Wednesday, July 22, 2009

Far From Homegrown

Corporate co-opting threatens the success of the "buy local" movement
by Stacy Mitchell

HSBC, one of the biggest banks on the planet, has taken to calling itself "the world's local bank." Winn-Dixie, a 500-outlet supermarket chain spanning five southern states, recently launched an ad campaign under the tagline "Local flavor since 1956." The International Council of Shopping Centers, a global consortium of mall owners and developers, is pouring millions of dollars into television ads urging people to "Shop Local" — at their nearest mall. Even Wal-Mart is getting in on the act, hanging bright green banners over its produce aisles that simply say "Local."


The Real Buy Local Movement

In one way, all of this corporate local-washing is good news for local economy advocates: It represents the best empirical evidence yet that the grassroots movement for locally produced goods and independently owned businesses now sweeping the country is having a measurable impact on the choices people make.

"Think of the millions of dollars these big companies spend on research and focus groups," observes Dan Cullen of the American Booksellers Association (ABA), a trade group that represents 1,700 independent bookstores and last year launched IndieBound, an initiative that helps locally owned businesses communicate their independence and community roots. "They wouldn't be doing this on a hunch."

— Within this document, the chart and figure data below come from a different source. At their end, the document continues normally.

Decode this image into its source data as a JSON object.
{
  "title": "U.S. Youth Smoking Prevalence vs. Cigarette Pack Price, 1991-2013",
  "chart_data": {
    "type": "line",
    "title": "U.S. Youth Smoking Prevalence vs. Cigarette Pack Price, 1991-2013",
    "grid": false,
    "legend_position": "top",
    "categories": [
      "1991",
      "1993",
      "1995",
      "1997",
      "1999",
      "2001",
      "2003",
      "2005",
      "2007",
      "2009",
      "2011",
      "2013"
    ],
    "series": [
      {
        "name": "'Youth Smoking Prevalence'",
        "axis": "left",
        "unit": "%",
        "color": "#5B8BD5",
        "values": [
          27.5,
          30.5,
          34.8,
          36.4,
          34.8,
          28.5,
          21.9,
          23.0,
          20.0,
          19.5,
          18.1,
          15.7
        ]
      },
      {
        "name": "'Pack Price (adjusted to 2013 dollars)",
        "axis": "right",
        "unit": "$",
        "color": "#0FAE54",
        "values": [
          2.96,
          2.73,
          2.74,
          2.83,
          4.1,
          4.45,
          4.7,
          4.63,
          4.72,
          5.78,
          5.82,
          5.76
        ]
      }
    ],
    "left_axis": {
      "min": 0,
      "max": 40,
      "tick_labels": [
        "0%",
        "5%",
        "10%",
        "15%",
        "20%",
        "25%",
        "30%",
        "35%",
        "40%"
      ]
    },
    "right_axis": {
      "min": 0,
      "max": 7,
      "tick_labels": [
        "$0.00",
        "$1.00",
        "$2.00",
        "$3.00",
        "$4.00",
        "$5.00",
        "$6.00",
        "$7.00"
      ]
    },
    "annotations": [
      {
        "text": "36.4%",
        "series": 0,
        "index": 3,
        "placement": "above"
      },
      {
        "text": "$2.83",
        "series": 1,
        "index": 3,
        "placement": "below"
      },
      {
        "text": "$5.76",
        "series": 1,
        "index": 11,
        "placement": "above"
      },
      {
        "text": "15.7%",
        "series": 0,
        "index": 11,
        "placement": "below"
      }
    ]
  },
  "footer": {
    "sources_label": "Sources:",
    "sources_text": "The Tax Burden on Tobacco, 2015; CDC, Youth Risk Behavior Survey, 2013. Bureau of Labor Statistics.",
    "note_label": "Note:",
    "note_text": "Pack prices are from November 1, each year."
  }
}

Locally grown food has soared in popularity. The U.S. is now home to 4,385 active farmers markets, a third of which were started since 2000 (see sidebar for Northeast Ohio markets). Food co-ops and neighborhood greengrocers are on the rise. Driving is down, while data from several metropolitan regions shows that houses located within walking distance of small neighborhood stores have held value better than those isolated in the suburbs where the nearest gallon of milk is a five-mile drive to Target.

A growing number of independent businesses are trumpeting their local ownership and community roots and reporting a surge in customer traffic as a result. In April, even as Virgin Megastores prepared to shutter their last U.S. record store, independent music stores across the country were mobbed for the second annual Record Store Day. A celebration of local music retailers that features in-store concerts and exclusive releases, the event drew hundreds of thousands of people into stores, was one of Google's top search terms and triggered a 16-point upswing in album sales, according to Nielson SoundScan.

In city after city, inde-pendent businesses are organizing and creating the beginnings of what could become a powerful counterweight to the big-business lobbies that have long dominated public policy. Local business alliances have now formed in more than 130 cities and collectively count some 30,000 businesses as members (Northeast Ohio's can be found at ibuyneo.com). Through grassroots "buy local" and "local first" campaigns, these alliances are calling on people to choose independent businesses and local products more often and making the case that doing so is critical to rebuilding middle-class prosperity, averting environmental collapse and ensuring that our daily lives are not smothered by corporate uniformity.

Surveys and anecdotal reports from business owners suggest that these initiatives are in fact changing spending patterns. A survey of 1,100 independent retailers conducted in January by the Institute for Local Self-Reliance (where I work) found that, amid the worst economic downturn since the Depression, buy-local sentiment is giving local businesses an edge over their chain competitors. While the Commerce Department reported that overall retail sales plunged almost 10 percent over the holidays, the survey found that independent retailers in cities with buy-local campaigns saw sales drop an average of just 3 percent from the previous year. Many respondents attributed this relative good fortune to the fact that more people are deliberately seeking out locally owned businesses.